There are certain bands that manage to simultaneously transcend the genre labels that critics try to fit them in while also ultimately being the bands that finally define that niche. Think about Arcade Fire for a second. Nominally, we might call them baroque pop, but eight years removed from Funeral
, "Arcade Fire" has virtually become its own subgenre of music for exuberant, communal displays of baroque pop pleasure. Sigur Ros are labeled as post-rock (a vague and ultimately meaningless bit of nomenclature if there ever was one), but today, they've become the shorthand for achingly beautiful and bombastic waves of almost heavenly sound. We could play this game all day. The point is that there are certain artists who are simply too ambitious and talented to be pigeonholed into any one niche, and they deserve a more substantive conversation about their music.
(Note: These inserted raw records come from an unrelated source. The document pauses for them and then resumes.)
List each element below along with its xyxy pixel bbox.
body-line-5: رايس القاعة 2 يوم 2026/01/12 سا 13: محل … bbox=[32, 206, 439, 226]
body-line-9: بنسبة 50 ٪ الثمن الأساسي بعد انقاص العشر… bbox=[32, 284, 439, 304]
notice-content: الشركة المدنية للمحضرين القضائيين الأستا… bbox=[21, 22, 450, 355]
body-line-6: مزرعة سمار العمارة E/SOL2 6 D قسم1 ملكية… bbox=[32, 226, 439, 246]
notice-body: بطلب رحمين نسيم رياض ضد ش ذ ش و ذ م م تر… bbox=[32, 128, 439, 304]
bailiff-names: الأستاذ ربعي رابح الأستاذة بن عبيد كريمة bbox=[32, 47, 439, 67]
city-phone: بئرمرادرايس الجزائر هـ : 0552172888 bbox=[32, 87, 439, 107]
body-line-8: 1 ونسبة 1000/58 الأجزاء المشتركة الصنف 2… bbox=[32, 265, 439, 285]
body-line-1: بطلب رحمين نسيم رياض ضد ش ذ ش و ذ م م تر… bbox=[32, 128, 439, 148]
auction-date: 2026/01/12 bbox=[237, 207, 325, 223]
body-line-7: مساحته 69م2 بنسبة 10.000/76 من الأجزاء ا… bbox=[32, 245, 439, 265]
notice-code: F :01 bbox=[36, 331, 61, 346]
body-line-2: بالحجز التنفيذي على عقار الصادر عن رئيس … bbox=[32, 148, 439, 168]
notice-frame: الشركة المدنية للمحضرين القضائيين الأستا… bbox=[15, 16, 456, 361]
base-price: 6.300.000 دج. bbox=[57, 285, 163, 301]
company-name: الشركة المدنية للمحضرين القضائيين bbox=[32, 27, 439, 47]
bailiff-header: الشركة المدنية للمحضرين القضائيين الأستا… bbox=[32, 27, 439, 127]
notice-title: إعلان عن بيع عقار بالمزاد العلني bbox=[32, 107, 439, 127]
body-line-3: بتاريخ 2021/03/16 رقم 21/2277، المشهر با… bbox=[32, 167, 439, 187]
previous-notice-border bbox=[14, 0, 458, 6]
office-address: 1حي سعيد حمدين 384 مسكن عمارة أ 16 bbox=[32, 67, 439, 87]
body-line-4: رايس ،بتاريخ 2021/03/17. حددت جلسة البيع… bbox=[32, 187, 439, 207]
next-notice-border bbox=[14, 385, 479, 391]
It may be easy to call Bloom
from Baltimore duo Beach House "dream pop," but to do so would belittle the strikingly gorgeous and intricate album they've created.
It's impossible to discuss Bloom
outside of the larger library of Beach House music because, if anything, this album will likely come to signify the culmination of everything they had tried to achieve on their previous records. Starting with their self-titled in 2006, followed by Devotion
in 2008, and their major breakthrough Teen Dream
in 2010, Beach House has always seemed like a band that was working towards something specific. Their debut was an almost fully realized creation without any of the self-doubt and second-guessing that plagued so many other bands' debuts, and they've only grown more confident and self-assured since then. When Teen Dream
became one of the major success stories of 2010, no one who had followed their career was surprised because the work ethic and vision of Victoria Legrand and Alex Scally had already become the stuff of whispered legend. So, perhaps the most surprising element of Bloom
is the way that it not only clears the bar set by Teen Dream
but it also perfectly sticks the landing on the other side.
From opener "Myth," Bloom
hits (insofar as Beach House can "hit") with more immediacy than anything that preceded it whose name wasn't "Norway."
The album seems grander and more ambitiously composed than before without managing to give up the stark beauty and ethereal wonder that has become Beach House's signature sound. Prepping for the release of Bloom
, I relistened to Teen Dream
several times, and where Teen Dream
left me with a sense of beautiful despair (think of the kind of emotional response that the Cure evokes), Bloom
honestly left me with the same kind of dream-like sense of pleasure that I got from Terrence Malick's Tree of Life
. Victoria Legrand and Alex Scally transport the listener on a deliberately constructed emotional ride from "Myth" to "Lazuli" to closer "Irene" that reveals itself slowly but surely over the course of Bloom
and it would almost ruin the magic of the album to give away the hidden secrets this album reveals.
Even for those who have been skeptic of Beach House in the past and found their music to be just a little too "chill" and wanly atmospheric (statements I would never make but have heard cynics use in the past), Bloom
has the potential to be the album to change your mind. The songwriting is more direct. The melodies are more memorable. Victoria Legrand's voice is somehow even more deeply spiritual. "Lazuli" has become one of my most-played twinkling pop songs of the year. There are few albums I've listened to this year that are so masterfully constructed and such an unabated pleasure to listen to. Don't let someone tell you that Bloom
is just more of the same from Beach House. This is a band that has found the purest possible form of their music (and potentially dream pop in general) and pushed themselves to new creative heights.